Chicks hatching.......... the final 36 hrs


"Pipped" 21.00 hrs day 20
With humans the first two minutes of life are the most precarious ( the last two are pretty dodgy too) and so it is with hatching chicks. The incubator temperature and humidity have to be just right to get them to this stage and then from day 19 of the 21 days its all change.

The egg turning mechanism is switched off, the temperature is lowered by 0.1 degrees (the chicks are generating heat themselves now) and you wait for the first egg to "pip", usually late on day 20.

 The chick now has access to the outside air, up until now it has been breathing from the air sac at the rounded end of the egg.

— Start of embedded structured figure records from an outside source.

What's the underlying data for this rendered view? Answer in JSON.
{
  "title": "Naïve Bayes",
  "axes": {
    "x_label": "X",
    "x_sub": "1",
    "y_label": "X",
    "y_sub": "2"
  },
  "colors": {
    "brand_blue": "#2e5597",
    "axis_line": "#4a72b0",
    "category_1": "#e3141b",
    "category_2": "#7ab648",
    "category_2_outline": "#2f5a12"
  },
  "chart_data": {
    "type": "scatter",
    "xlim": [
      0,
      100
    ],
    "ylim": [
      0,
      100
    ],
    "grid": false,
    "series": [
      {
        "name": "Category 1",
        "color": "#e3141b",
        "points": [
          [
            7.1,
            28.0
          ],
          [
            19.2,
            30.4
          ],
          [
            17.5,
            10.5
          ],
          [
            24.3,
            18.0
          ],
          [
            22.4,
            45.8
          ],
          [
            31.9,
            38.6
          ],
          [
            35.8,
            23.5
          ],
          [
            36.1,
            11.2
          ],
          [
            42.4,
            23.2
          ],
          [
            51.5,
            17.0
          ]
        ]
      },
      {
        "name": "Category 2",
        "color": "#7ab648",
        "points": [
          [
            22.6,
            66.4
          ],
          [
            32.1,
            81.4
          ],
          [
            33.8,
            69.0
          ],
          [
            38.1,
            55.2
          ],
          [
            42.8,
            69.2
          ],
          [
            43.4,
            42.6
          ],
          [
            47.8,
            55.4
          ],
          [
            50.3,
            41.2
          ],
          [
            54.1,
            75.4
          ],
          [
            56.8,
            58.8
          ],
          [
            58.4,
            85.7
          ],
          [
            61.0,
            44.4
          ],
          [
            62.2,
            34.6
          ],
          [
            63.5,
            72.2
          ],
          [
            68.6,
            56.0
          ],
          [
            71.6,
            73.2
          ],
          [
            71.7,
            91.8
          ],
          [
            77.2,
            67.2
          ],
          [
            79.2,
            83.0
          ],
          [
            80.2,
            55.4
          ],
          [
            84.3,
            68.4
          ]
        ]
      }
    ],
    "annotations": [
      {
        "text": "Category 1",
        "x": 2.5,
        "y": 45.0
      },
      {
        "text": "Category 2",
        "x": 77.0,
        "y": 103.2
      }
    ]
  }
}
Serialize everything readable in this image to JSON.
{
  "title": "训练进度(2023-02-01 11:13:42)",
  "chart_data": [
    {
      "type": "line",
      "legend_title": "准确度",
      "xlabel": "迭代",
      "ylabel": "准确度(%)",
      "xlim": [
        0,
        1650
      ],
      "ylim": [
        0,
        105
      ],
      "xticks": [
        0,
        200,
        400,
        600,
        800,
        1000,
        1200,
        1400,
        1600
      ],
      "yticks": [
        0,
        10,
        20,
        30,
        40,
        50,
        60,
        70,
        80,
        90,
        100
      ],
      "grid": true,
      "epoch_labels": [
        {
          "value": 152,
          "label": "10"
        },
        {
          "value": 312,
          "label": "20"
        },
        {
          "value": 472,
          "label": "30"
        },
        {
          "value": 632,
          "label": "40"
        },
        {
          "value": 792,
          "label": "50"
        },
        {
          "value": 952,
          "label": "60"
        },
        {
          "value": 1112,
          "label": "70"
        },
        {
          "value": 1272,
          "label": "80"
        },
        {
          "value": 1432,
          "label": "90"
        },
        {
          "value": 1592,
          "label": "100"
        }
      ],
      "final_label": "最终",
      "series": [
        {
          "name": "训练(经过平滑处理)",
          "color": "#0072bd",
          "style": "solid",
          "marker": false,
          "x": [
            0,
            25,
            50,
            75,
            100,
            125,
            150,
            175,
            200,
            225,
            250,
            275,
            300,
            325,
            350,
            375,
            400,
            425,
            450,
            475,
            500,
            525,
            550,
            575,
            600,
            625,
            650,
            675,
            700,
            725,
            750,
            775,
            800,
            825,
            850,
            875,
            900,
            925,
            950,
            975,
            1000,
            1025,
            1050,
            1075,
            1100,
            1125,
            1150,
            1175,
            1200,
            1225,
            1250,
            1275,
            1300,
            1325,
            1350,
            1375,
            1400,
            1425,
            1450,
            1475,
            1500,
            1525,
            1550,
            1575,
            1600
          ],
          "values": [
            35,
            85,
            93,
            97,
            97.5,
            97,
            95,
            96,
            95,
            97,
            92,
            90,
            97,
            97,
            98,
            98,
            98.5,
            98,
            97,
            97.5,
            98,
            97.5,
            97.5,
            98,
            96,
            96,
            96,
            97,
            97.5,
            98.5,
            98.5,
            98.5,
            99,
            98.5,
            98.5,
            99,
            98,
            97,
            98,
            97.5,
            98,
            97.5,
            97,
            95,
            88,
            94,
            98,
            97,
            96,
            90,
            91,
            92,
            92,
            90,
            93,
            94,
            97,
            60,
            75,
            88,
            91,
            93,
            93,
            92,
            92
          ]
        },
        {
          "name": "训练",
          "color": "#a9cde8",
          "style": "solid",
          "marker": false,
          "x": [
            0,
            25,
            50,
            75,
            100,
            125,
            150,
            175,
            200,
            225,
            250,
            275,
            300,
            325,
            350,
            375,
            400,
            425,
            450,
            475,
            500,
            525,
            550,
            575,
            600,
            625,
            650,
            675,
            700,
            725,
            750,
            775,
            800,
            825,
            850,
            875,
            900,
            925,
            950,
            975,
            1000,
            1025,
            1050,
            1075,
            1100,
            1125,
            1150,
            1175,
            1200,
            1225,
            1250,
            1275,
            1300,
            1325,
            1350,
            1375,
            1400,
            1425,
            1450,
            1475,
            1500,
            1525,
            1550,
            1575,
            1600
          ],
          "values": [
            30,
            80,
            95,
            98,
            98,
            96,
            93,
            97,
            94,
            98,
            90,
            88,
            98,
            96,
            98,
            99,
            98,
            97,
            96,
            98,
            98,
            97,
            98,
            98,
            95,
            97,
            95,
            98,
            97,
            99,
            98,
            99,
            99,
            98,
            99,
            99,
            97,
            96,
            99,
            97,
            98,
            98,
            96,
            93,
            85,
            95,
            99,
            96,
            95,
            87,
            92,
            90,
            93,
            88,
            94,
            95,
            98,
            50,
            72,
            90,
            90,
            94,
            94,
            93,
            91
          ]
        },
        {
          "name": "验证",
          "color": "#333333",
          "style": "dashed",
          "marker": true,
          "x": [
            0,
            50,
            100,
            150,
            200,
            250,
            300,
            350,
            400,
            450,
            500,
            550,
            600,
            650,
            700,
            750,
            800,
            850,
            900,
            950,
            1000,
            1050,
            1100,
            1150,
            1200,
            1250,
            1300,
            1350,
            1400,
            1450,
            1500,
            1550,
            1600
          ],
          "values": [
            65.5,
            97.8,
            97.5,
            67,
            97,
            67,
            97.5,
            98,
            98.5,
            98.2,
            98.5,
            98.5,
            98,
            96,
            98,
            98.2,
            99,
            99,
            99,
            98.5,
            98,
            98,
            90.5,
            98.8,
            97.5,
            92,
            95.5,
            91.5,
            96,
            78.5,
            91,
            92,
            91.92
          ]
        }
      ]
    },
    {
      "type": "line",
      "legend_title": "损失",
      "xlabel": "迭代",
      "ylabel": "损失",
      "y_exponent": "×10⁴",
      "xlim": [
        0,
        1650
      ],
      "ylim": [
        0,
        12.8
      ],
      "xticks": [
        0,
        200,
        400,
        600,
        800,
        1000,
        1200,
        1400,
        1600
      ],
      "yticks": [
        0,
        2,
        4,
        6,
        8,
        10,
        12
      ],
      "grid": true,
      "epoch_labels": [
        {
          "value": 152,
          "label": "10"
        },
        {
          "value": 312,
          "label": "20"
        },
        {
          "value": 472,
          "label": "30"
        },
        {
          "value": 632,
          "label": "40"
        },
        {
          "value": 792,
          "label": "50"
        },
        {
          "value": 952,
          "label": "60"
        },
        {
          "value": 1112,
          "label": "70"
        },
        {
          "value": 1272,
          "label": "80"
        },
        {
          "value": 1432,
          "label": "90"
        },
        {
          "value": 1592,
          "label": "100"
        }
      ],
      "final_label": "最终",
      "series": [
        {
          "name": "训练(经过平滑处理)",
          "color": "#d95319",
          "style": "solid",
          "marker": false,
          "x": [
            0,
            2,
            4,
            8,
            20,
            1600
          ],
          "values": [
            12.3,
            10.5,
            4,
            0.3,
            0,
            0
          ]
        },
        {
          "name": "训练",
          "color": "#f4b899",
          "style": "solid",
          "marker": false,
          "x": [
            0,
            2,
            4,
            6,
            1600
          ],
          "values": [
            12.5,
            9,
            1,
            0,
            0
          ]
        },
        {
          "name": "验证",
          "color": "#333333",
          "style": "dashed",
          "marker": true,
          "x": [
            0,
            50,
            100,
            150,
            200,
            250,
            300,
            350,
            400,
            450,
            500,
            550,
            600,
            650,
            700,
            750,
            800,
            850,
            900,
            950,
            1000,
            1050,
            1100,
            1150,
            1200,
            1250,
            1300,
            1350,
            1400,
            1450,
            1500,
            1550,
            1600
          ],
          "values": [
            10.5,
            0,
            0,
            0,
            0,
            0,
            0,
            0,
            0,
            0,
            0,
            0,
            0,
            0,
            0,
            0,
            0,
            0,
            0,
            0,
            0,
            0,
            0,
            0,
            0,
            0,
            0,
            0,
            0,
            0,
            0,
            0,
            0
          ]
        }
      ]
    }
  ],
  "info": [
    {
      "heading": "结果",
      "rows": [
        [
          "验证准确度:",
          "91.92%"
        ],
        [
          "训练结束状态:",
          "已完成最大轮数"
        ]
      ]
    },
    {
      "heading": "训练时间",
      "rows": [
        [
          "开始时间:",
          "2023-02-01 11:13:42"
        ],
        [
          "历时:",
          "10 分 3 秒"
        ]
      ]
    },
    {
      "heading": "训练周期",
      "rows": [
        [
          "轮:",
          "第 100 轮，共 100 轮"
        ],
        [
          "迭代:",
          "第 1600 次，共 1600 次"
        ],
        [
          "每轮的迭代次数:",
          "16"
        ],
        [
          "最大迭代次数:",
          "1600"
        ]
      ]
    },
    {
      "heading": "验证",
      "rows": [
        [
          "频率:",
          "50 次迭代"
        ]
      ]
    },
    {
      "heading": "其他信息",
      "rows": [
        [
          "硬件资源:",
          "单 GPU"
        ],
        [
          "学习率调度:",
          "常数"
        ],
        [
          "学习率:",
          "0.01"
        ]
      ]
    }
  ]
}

Once the first chick pips the humidity is increased from 45% to 60% rh because the chick is cloaked in a membrane, if the humidity is too low the membrane shrinks and becomes impenetrable more or less strangling and asphyxiating the chick as it struggles to emerge from the shell.

Hatched 1100 hrs Day 21
Each chick has an egg tooth at the end of its bill, it then uses this to chip through the shell and push it off .  then a rest is needed for ten or twenty minutes before the final heave to emerge wet and bedraggled like a mini dinosaur.

From the first egg pipping to the emergence of the last chick took 36 hrs and once they were all dry and fluffy they are transferred to the brooder with a heat lamp, water and chick crumbs.

I set 24 eggs, 3 were infertile and 5 did not hatch so the hatch rate was 66%. It was low because twelve of the eggs came by post from Ireland, the postal experience is not good for hatchability but sometimes buying on the internet for delivery by post is the only way to get new breeds or unrelated birds for breeding.